60回出てくるキーワードで読み解く「ユーザのための要件定義ガイド(IPA)」
昨日、IPAから次のガイドブックが公開されました。まだ斜め読みもできていませんが、パッと目次だけ目を通りしたところです。
ユーザ登録すると無料でダウンロードできるので、仔細は各自確認していただくとして、タイトルから
ユーザのための要件定義ガイド~要求を明確にするための勘どころ~
となっているところに関心が持てます。ちらっと見たところでは、ベンダーに対するプタクティスも織り込まれていますが、ユーザ向けだとはっきりとタイトル付けしているところにIPAの意思を感じます。まあ、10人の委員のうち、5名がベンダーですからその辺はバイアスがかかっているかもしれません。想像ですが。
60回出てくるキーワード
順にページをめくっていくとP12に図 1.3 工期遅延理由分析という工事遅延の理由が目を引くので遅延理由のトップは、
要求仕様の決定漏れ
だそうです。で、ページを進めると
要求は膨らむことを前提としてプロジェクトを計画する
というタイトルが出てきます。なんとなく、この辺はワースト(敢えて言い換えています)1の理由に関連しそうだな、と。

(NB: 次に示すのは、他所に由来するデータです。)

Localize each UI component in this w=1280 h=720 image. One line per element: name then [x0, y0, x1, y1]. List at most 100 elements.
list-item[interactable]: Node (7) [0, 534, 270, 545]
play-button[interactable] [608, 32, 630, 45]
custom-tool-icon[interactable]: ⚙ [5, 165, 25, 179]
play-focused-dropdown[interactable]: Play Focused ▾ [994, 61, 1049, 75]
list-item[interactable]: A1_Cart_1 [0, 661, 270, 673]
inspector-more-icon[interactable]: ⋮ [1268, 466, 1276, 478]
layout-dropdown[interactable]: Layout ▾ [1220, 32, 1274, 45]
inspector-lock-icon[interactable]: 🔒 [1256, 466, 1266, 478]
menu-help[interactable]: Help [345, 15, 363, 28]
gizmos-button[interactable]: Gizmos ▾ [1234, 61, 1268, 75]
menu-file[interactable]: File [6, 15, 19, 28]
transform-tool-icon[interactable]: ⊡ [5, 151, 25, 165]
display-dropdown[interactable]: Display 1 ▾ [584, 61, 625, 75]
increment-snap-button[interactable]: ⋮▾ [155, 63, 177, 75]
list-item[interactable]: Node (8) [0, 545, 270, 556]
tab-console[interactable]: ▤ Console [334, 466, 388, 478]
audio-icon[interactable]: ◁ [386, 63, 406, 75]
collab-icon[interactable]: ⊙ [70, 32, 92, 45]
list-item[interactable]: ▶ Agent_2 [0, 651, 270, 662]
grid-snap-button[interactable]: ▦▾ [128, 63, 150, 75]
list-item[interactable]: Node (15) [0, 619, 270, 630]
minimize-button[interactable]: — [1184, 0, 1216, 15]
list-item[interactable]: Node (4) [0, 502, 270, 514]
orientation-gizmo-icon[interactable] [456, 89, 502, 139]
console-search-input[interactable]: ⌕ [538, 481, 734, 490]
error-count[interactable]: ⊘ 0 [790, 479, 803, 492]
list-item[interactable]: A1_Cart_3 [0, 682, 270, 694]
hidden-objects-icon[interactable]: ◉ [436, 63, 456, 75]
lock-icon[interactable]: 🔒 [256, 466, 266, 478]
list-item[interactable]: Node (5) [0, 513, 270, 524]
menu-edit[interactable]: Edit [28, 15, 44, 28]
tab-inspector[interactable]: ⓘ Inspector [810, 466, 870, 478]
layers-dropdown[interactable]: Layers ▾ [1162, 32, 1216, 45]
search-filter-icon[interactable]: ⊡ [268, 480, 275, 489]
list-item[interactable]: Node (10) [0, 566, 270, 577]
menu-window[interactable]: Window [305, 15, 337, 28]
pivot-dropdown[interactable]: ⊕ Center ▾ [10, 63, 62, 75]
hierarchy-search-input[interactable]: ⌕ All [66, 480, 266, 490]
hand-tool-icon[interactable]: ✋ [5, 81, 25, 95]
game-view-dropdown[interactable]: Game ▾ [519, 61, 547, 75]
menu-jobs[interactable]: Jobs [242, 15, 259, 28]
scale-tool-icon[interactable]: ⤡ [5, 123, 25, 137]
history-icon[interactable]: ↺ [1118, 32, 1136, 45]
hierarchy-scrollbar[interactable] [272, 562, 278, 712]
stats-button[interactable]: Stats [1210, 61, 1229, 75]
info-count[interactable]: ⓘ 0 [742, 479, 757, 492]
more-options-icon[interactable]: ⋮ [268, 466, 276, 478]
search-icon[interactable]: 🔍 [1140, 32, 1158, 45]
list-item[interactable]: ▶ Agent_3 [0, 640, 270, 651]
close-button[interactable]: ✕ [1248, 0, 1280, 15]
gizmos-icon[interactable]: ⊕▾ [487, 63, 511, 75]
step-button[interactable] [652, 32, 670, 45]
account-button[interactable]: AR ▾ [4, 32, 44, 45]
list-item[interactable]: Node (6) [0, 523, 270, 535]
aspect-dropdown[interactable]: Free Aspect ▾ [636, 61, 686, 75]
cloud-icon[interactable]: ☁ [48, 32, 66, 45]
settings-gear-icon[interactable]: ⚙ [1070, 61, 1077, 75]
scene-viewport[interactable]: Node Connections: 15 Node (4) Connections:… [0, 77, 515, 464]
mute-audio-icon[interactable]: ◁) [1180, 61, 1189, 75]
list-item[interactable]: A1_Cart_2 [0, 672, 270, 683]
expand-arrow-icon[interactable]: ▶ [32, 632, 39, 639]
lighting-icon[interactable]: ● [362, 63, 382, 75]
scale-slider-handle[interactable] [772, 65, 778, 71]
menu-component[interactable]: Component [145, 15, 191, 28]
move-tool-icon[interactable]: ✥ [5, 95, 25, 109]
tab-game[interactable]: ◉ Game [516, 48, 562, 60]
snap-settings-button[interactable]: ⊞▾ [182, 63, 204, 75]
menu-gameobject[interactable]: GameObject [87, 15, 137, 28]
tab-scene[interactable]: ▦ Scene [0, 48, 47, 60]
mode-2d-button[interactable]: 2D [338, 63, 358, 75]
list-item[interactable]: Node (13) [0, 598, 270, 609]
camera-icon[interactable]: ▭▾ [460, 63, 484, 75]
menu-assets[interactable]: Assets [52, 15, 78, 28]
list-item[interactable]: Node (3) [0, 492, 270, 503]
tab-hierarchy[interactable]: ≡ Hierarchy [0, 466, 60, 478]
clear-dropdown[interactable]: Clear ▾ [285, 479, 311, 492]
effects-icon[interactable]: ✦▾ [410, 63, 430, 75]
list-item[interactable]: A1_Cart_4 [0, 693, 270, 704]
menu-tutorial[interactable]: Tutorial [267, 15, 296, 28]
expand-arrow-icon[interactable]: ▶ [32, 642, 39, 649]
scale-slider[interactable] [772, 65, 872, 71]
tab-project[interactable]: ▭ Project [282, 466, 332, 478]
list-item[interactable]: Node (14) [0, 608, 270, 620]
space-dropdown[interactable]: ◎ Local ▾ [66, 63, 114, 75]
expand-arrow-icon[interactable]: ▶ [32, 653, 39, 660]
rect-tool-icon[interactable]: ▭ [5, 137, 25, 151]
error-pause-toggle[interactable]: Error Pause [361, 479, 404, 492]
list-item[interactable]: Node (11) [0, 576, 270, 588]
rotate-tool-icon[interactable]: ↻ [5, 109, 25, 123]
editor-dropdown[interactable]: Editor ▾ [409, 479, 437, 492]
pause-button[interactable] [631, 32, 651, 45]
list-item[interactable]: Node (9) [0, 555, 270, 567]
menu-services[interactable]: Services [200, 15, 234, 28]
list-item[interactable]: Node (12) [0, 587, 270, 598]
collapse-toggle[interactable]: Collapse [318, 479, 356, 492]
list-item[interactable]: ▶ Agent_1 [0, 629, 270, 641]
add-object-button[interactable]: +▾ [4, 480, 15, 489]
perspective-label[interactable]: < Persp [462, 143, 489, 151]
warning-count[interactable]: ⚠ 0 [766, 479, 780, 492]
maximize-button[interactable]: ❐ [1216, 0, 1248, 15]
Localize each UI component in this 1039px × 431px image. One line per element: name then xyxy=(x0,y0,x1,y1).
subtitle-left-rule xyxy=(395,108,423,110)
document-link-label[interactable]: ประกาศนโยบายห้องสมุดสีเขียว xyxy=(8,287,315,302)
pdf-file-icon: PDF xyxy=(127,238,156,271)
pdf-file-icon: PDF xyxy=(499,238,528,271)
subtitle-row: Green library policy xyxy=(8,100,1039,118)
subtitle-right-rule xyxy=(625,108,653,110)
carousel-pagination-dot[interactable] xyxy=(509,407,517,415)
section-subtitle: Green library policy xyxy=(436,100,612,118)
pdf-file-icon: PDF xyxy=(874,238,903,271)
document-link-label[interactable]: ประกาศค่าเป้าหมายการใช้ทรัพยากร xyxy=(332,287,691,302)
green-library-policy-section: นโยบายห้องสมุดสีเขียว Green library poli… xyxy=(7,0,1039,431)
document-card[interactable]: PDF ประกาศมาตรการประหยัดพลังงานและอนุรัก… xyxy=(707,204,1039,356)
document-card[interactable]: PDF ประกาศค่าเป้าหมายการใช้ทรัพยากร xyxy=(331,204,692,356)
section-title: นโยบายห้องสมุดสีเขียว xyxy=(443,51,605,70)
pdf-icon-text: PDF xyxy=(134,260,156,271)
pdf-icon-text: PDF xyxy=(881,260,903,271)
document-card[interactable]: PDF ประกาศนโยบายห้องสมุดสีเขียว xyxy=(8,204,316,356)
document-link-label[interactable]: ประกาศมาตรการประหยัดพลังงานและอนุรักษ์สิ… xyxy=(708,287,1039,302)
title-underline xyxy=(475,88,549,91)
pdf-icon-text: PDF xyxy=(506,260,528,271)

そこから、ワースト1の標題の文字の中からキーワードが浮かんでくるんですね。
それが、
「決定」
です。そこで、「決定」で検索すると60回使われている。他に決定より使われている言葉があるかもしれませんが、要件定義が上手くいかない場合の最大のキーワードは
ユーザ側にもベンダ側にも「決定」できる人がいない
からではないか、と思うのです。
決定するために必要なこと
プロジェクトの規模、難易度に関わらず、プロジェクトの目的を達成するために必要なことは、プロジェクトが完了するまで意思決定し続けることです。
それがプロジェクトに参画するメンバの役割です。
では、決定するために必要なスキルは、
・決定するために適度なインプットを収集するスキル
・決定するロジックを作り上げるスキル
・プロジェクトの要求品質に適合してるアウトプットであると決定するスキル
です。基本はIPOですけどね。一つひとつのWBSごとに意思決定しているのです。それの積み上げがプロジェクトですし。
そういう意味では、このガイドは様々なガイドとしてのツールやプラクティスが記載されていますが、そのツールやプラクティスに目を奪われていてる間はどうにも上手くいかないです。
本質はなんであるかを押さえないと。読み手が自分なりにガイドからエッセンスを抽出して、自分なりのモデルやパターン、若しくは、センテンスに落とさないと。